Cassandra nodetool cfhistograms command also provides some metrics on the SSTables. It displays statistics on row size, column count and average number of SSTables scanned per read.

Percentile  SSTables     Write Latency    Read Latency    Partition Size        Cell Count
                                      (micros)             (micros)             (bytes)
50%             1.00           51.01                 182.79               1331                      4
75%             1.00           61.21                 219.34               2299                      7
95%             3.00           73.46                 2816.16             42510                    179
98%             3.00           88.15                 4055.27             182785                  770
99%             3.00           105.78               4866.32             454826                  1916
Min              0.00           6.87                   9.89                  104                         0
Max             3.00           379.02               74975.55          44285675122         129557750

Concurrent Read threads

Cassandra uses by default 32 concurrent threads in read stage.

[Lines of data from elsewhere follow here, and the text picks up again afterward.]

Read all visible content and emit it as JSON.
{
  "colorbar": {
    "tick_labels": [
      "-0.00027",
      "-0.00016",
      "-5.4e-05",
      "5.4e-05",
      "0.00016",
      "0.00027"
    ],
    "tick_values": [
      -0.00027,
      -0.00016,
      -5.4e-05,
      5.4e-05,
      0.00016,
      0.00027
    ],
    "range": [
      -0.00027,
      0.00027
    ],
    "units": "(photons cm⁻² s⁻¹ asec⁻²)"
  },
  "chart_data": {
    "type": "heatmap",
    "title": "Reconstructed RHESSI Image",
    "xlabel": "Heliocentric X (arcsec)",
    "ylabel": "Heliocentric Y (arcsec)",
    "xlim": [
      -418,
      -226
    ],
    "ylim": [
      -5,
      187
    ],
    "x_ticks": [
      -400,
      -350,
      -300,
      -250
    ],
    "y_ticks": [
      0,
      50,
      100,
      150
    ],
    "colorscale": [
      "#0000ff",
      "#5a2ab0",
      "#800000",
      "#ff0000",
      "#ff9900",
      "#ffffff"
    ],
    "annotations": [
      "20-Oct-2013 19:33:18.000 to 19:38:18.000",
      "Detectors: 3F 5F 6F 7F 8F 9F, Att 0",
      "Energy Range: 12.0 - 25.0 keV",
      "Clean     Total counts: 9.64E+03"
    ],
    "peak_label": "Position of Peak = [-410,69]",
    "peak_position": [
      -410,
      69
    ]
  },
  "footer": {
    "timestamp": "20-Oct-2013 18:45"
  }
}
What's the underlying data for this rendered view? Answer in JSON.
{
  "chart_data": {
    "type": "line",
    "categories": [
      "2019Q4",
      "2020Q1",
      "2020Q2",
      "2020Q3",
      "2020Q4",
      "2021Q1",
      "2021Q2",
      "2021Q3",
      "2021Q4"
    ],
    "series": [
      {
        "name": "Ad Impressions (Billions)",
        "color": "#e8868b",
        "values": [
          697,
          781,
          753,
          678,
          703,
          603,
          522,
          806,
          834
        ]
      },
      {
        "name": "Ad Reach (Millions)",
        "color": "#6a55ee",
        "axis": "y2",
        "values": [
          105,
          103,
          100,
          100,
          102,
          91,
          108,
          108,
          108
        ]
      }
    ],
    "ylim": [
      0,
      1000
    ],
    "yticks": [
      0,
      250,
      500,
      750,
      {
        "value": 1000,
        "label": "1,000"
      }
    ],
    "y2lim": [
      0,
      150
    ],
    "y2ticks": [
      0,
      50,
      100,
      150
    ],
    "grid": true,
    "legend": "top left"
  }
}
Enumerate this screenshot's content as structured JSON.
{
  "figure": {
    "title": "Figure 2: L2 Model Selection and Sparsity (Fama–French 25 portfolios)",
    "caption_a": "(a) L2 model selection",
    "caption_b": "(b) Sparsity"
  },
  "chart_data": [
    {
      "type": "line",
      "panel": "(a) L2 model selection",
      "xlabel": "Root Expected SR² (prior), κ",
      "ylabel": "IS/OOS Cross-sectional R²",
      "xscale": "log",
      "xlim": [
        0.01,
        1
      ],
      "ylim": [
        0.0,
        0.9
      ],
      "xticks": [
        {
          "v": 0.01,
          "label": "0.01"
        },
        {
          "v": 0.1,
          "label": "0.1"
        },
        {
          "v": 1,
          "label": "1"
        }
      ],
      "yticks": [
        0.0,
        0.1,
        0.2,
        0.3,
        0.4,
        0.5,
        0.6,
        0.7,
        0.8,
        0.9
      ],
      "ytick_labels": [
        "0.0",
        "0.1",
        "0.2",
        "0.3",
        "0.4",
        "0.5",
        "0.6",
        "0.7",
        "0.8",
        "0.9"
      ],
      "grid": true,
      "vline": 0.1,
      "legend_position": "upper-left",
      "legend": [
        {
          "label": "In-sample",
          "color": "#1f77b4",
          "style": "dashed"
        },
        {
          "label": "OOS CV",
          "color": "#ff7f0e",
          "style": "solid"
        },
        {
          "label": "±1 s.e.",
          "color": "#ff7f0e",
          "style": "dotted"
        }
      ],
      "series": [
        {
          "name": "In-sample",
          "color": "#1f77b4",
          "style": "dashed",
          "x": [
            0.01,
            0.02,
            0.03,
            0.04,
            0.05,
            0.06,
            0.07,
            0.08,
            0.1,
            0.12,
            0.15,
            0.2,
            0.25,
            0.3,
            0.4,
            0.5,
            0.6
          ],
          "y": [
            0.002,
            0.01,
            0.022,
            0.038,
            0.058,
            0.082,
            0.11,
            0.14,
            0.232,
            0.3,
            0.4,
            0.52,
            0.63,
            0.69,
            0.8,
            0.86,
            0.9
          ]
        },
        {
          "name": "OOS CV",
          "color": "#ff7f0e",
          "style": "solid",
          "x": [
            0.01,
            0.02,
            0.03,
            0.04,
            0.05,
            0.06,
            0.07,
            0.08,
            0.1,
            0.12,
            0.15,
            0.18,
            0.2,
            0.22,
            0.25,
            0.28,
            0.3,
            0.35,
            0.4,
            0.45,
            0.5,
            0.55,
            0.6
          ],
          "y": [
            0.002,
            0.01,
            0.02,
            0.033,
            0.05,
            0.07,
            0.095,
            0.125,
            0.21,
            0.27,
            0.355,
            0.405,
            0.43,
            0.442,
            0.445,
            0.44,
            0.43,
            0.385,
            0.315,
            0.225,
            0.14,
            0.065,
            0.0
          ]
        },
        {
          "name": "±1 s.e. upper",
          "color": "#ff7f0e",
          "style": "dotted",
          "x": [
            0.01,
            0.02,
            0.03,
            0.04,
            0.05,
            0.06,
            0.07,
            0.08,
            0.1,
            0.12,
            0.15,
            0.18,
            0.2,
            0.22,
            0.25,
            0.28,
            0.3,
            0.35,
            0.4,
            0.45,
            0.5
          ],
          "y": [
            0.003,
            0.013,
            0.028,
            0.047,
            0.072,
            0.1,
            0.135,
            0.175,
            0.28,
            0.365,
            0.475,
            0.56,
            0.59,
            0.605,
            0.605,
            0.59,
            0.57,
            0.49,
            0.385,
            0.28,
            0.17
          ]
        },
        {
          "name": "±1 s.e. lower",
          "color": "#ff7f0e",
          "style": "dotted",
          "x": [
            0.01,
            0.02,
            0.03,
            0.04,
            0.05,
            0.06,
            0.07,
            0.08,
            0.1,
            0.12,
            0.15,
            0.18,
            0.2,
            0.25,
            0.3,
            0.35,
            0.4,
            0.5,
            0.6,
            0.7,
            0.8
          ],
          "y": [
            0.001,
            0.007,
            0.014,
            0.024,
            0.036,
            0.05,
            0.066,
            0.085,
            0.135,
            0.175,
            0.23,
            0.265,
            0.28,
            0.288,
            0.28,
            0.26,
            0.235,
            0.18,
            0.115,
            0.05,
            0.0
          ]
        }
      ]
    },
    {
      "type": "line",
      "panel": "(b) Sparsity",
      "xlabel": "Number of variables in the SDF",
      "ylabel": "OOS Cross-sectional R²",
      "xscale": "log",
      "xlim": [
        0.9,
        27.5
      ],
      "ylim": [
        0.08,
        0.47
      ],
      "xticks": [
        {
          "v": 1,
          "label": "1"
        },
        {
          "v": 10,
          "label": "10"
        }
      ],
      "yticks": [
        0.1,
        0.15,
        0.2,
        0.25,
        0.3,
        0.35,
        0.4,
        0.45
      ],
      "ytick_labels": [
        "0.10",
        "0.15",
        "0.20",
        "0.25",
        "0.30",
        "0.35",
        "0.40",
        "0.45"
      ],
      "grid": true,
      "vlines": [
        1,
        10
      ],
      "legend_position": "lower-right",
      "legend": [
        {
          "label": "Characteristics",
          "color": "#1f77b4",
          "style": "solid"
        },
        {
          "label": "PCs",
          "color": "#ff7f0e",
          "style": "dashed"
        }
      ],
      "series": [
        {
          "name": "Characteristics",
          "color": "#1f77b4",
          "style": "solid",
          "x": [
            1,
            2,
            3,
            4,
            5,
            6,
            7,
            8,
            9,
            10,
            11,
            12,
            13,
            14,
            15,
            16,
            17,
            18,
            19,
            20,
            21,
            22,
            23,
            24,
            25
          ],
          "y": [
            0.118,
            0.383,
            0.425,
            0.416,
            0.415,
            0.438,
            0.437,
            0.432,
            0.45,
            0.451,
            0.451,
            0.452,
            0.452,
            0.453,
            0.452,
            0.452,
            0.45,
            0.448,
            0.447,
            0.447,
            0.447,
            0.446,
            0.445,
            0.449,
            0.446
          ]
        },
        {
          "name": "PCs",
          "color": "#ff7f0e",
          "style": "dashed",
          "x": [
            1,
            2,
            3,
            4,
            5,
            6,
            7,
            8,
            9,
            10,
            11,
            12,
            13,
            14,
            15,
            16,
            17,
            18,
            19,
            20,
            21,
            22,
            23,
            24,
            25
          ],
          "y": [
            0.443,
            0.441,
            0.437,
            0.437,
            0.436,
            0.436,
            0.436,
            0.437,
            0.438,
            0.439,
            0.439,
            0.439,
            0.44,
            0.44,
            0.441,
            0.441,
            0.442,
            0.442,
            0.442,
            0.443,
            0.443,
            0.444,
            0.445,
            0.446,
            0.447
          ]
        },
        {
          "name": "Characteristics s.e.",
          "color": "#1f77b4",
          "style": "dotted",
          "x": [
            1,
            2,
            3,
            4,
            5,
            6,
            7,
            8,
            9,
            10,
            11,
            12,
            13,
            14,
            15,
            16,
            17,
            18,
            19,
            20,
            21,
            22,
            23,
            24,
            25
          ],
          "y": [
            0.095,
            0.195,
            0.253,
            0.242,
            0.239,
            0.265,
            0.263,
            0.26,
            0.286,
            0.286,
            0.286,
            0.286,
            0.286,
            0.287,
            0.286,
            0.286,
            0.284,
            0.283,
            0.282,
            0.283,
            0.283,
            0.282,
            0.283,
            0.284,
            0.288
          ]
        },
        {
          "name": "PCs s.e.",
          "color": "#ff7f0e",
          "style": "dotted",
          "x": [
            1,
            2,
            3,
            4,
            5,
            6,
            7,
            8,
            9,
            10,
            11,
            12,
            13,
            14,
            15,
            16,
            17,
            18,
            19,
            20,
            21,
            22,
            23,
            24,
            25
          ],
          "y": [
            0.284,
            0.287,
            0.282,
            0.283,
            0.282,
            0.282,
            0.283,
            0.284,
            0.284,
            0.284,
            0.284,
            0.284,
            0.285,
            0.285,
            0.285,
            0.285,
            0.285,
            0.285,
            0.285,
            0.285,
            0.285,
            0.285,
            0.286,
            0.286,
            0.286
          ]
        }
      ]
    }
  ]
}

These threads serve read queries. If there are more read requests are received then they go in to pending queue. Cassandra nodetool tpstats command ca be used to check the active and pending read stage tasks. If each read query consuming high amount of heap space then reducing this setting can help heap usage.

Repair 

Cassandra repair creates Merkle trees to detect inconsistencies row data among multiple replicas. By default Cassandra creates Merkle tree till depth 15. Each Merkle tree contains 32768 internal nodes and consumes lot of heap space. Repair running concurrently with application load can cause high heap usage.

Compaction

Background compactions can also cause high heap usage. By default compaction_throughput_mb_per_sec is set to 16 MB.

Other factors

Other factors that can cause high heap usage are Cassandra Hints,  Row Cache, Tombstones and  space used for Index entries. 

Workarounds

If enough system memory available, increasing the max heap size can help. Some time min heap and max heap set to same value. reducing the min heap size can help reduce the heap usage. If application is allocating bigger chunks of memory, increasing G1GC region size can help in reducing heap fragmentation and improve heap utilization. Some times reducing concurrent read threads also help in reducing heap usage which can impact read performance.